Shares of Wells Fargo slumped 3.3 per cent to close at US$46.96 on Tuesday in New York. That reduced the firm's market value to US$236.9 billion (S$323.6 billion), compared with US$240.3 billion for New York-based JPMorgan.
Wells Fargo, long the envy of the banking industry for its ability to sell multiple products to the same customer, was fined US$185 million last week after the Consumer Financial Protection Bureau accused bank employees of creating more than two million deposit and credit card accounts without clients' approval to reach sales goals.
The phantom accounts meant that some customers were charged for insufficient funds, according to the regulators.
"The company's operations are being impacted by the investigation," Piper Jaffray analysts led by Mr Kevin Barker said Tuesday in a note. "The financial tailwind from the sales mishaps was immaterial to the company's fee revenue, but the elimination of product sales goals could materially change how the company's retail banking segment operates and the fee revenue it generates."
Chief executive officer John Stumpf has been asked to testify in Washington about the alleged misconduct. The bank, in the meanwhile, scrapped its product sales goals for retail bankers and may take further disciplinary action against its employees in the wake of the scandal that has already led to the firing of 5,300 employees.

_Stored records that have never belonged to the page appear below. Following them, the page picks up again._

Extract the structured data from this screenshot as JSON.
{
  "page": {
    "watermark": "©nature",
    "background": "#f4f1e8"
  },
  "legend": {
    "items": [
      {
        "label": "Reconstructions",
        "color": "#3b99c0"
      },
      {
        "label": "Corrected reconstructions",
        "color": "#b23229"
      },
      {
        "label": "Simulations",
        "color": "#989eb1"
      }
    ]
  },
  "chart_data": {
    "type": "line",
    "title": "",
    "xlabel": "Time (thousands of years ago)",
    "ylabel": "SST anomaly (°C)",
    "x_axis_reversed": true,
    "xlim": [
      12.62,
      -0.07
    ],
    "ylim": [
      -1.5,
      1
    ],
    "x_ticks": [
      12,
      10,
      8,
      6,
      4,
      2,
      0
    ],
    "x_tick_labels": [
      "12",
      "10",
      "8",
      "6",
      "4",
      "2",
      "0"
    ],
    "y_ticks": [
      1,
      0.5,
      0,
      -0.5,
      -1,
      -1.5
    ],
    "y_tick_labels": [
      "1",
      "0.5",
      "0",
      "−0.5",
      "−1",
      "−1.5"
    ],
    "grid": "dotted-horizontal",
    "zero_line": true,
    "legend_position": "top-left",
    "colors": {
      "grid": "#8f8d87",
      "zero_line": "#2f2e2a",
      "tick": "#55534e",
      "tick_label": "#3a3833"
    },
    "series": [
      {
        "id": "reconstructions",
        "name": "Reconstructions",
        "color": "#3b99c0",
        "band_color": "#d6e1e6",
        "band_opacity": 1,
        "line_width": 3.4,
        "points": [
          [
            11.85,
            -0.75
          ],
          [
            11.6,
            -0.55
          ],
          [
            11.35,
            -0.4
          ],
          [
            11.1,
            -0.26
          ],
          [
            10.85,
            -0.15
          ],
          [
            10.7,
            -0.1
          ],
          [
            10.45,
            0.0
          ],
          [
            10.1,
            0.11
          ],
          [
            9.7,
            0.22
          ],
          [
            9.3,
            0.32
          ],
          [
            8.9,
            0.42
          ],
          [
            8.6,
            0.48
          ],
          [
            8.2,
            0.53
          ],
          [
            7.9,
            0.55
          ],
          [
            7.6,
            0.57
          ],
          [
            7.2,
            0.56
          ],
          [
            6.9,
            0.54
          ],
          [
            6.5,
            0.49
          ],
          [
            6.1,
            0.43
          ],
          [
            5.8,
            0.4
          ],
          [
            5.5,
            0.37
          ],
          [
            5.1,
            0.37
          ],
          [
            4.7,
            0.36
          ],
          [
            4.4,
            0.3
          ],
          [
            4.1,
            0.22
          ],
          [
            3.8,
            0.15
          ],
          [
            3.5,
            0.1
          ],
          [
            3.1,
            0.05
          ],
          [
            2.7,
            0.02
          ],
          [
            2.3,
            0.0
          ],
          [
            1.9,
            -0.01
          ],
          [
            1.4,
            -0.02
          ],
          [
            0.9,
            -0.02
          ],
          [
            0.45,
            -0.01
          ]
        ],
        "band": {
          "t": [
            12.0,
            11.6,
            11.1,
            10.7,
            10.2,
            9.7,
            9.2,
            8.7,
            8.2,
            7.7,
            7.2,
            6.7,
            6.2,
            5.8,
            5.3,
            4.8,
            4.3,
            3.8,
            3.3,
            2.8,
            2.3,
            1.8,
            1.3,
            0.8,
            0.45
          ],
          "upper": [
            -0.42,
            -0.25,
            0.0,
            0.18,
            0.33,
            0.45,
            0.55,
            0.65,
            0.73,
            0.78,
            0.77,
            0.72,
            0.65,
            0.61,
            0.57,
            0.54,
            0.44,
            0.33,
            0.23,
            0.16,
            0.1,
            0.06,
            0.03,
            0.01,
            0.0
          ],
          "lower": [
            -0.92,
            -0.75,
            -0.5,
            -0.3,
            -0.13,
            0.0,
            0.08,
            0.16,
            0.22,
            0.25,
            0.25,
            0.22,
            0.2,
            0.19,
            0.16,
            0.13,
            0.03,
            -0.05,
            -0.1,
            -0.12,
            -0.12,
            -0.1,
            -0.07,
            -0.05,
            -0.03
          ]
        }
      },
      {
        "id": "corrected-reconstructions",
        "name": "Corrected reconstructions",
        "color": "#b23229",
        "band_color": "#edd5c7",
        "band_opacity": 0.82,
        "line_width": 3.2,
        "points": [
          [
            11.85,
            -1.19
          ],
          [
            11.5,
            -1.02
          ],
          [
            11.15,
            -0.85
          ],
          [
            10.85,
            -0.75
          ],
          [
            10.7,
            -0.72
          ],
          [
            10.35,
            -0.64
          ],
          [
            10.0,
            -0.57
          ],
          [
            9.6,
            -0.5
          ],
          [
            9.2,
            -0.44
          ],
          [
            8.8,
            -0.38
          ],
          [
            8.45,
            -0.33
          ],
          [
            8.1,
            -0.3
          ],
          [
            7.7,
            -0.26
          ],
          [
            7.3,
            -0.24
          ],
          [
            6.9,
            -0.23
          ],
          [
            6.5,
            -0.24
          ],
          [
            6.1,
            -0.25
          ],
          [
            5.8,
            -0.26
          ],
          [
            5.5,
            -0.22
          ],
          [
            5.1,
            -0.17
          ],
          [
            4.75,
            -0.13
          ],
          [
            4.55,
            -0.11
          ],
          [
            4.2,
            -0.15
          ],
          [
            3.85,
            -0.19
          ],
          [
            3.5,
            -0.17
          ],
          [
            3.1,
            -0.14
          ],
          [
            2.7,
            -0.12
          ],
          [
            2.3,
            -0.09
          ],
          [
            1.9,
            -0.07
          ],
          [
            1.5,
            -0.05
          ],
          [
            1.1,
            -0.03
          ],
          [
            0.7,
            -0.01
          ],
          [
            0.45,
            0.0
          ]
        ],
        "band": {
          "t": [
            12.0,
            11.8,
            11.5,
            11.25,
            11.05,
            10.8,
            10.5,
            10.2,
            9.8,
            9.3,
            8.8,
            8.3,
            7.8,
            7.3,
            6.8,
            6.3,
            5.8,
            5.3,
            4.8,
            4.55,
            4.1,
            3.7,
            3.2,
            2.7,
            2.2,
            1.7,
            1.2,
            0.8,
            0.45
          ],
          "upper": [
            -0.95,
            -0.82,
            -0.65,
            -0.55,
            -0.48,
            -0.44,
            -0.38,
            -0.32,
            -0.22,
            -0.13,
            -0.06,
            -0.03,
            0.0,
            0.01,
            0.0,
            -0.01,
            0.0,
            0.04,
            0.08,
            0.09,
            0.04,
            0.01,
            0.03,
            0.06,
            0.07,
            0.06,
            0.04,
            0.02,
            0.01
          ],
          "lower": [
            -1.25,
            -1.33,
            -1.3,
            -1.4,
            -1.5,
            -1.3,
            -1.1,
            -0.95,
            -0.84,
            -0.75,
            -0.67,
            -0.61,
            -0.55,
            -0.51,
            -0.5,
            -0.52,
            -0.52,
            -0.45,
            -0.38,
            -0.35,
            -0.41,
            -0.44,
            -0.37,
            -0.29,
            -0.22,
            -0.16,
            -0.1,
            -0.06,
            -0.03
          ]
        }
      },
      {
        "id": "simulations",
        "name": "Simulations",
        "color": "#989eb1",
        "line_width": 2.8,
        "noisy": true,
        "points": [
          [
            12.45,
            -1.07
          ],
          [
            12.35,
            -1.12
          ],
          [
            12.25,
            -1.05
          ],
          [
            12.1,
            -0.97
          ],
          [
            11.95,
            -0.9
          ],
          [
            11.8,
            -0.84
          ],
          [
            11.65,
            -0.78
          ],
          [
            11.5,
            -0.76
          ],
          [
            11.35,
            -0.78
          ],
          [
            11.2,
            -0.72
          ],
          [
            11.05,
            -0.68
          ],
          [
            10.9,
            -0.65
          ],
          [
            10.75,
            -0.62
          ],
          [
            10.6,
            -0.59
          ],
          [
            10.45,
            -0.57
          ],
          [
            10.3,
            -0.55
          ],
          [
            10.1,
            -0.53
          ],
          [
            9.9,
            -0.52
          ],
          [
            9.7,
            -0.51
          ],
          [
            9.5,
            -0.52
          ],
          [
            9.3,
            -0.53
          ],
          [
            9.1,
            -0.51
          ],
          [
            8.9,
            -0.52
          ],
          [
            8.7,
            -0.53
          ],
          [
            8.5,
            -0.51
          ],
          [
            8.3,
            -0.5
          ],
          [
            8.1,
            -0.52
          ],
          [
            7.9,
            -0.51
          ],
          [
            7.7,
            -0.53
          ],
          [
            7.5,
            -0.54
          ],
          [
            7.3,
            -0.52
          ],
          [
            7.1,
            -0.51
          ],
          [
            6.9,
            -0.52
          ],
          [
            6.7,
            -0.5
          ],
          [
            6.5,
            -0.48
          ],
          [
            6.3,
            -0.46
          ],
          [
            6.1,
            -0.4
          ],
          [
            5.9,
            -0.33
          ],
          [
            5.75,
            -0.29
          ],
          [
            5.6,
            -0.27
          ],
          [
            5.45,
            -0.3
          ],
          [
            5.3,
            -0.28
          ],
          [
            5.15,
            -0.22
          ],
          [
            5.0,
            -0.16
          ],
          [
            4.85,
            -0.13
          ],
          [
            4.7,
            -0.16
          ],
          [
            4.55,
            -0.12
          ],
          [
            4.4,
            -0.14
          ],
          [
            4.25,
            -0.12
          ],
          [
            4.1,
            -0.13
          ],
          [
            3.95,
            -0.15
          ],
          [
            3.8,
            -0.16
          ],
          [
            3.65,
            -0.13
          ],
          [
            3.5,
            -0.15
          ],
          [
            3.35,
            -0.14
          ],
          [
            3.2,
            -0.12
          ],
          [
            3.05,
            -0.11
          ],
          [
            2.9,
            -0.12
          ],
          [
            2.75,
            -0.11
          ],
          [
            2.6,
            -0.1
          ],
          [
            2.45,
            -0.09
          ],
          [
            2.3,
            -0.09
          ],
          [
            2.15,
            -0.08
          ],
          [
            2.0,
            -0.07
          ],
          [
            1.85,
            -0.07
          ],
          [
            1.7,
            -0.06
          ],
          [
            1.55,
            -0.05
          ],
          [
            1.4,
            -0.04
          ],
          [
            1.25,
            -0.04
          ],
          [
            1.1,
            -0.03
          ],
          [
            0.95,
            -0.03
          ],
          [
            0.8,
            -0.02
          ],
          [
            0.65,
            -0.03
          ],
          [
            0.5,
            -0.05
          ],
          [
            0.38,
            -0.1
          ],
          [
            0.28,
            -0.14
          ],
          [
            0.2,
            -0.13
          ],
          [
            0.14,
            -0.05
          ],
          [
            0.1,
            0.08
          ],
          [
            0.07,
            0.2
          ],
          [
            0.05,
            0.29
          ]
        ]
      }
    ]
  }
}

Wells Fargo and JPMorgan are among the top 20 largest firms by market capitalisation globally. Apple, the biggest, is valued at more than US$582 billion, while Google's parent, Alphabet, is second at US$531 billion.
Wells Fargo built itself into the most valuable United States bank after the financial crisis, partly because it did not rely on risky trades or complex derivatives to turn a profit.
But the company's shares have lost around 7 per cent of their value since last week, when US regulators unveiled the fines against the bank.